Chapter One Rediscovering the Body
In his 1988 article “Merleau-Ponty and the Voice of the Earth” David Abram observes that the escalating ecological crisis is “the result of a recent and collective perceptual disorder in our species” that prevents us from seeing our “own
embodiment as entirely internal to, and thus wholly dependent upon, the vaster body of the Earth” (“Merleau-Ponty and the Voice of the Earth”). John R. White makes a similar point when he points out that “the ‘outer’ devastation of the environment is in the end a projection of the ‘inner’ alienation we experience from our own animality”
(187). Environmental ethics, White suggests, should not simply be “a question of dealing with the values and norms which apply to ’the environment,’ as if the latter is something extrinsic to ourselves,” but rather include considerations of our own body experience.

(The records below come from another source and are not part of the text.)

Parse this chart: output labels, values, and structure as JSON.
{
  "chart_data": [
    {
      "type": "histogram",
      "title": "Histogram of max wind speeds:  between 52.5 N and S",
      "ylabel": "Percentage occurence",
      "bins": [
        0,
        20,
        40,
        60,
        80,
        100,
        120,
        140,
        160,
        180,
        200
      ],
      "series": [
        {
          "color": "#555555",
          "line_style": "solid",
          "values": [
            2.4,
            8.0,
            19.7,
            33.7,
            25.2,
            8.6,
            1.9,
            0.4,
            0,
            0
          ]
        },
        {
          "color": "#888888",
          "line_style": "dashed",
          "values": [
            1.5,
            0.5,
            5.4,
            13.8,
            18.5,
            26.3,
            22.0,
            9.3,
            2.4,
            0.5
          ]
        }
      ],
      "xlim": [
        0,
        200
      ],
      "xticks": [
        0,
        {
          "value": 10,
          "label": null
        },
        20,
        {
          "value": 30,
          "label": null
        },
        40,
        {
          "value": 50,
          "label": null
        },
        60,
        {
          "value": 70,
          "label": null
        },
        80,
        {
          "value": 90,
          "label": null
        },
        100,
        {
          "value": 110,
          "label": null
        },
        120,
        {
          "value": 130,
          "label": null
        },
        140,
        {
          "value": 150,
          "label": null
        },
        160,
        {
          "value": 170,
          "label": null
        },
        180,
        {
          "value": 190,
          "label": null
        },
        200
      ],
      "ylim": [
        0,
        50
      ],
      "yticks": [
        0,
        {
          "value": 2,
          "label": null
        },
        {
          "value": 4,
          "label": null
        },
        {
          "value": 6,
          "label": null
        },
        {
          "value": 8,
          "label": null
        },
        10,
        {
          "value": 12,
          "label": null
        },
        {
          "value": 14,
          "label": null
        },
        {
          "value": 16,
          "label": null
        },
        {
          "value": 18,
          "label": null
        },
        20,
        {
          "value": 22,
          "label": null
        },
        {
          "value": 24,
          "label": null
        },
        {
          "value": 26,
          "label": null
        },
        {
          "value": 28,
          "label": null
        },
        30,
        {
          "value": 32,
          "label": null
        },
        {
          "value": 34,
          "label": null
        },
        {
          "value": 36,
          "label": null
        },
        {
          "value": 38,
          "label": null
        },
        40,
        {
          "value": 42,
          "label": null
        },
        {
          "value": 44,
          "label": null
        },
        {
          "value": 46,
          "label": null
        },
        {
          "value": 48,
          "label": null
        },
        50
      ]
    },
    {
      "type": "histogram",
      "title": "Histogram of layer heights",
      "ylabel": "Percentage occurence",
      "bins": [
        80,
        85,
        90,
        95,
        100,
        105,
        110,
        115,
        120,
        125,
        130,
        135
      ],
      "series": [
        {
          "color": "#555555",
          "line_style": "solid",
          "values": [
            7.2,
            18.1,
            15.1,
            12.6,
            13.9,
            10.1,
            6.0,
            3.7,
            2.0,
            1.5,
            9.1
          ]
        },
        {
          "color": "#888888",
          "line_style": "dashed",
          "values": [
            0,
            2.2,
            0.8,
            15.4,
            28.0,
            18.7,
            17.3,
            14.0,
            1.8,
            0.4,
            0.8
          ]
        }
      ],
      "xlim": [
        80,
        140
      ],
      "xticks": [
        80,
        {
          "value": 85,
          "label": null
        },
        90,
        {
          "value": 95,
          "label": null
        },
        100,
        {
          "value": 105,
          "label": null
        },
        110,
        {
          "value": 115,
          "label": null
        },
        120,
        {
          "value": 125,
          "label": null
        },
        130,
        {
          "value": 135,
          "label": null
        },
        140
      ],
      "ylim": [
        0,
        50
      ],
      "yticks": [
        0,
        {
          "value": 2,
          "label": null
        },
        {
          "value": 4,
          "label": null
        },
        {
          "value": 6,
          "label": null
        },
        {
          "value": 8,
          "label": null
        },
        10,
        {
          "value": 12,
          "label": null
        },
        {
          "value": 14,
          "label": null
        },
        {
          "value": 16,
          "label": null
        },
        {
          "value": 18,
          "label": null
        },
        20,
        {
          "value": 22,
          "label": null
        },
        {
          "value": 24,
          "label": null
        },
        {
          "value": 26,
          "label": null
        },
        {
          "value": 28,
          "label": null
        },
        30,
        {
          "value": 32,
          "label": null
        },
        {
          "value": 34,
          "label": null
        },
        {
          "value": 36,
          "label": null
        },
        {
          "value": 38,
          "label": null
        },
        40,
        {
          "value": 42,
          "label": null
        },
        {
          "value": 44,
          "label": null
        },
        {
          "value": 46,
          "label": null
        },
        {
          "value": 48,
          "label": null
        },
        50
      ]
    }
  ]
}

This thesis attempts to discuss the ecological crisis with a similar supposition, that the ecological crisis is the result of a collective failure to perceive our
intercorporeality, or interdependence, with the rest of the world and to come to terms with the corporeality of our beings. The primary reason for this failure, this thesis suggests, is the rationalist tradition which places us in a confrontational and alienating relationship with the natural world and our own bodies. By examining the role our body plays in providing a way of understanding our intercorporeality with the rest of the world, I wish to show that many of Jorie Graham’s early poems, instead of endorsing anthropocentrism, as has been argued by previous ecocritics, are highly critical of the ways in which logocentrism and scientific methods abstract the human body and things in the natural world, ignoring their relations with the lived whole to which they belong. As the second chapter will make clear, such understanding of the
early poems will greatly illuminate Graham’s later poems’ attempt to recover the full complexity of the body experience essential for understanding our interdependence with the natural world.
To prepare for my argument, the first part of this chapter will introduce some of Merleau-Ponty’s ideas which serve as the theoretical framework for my discussion of the problems involved in the Cartesian subject and the scientific method, especially his notion of the lived body as an alternative way of conceiving the self and engaging the world. Part two will then examine some of Graham’s early poems which expand on these notions.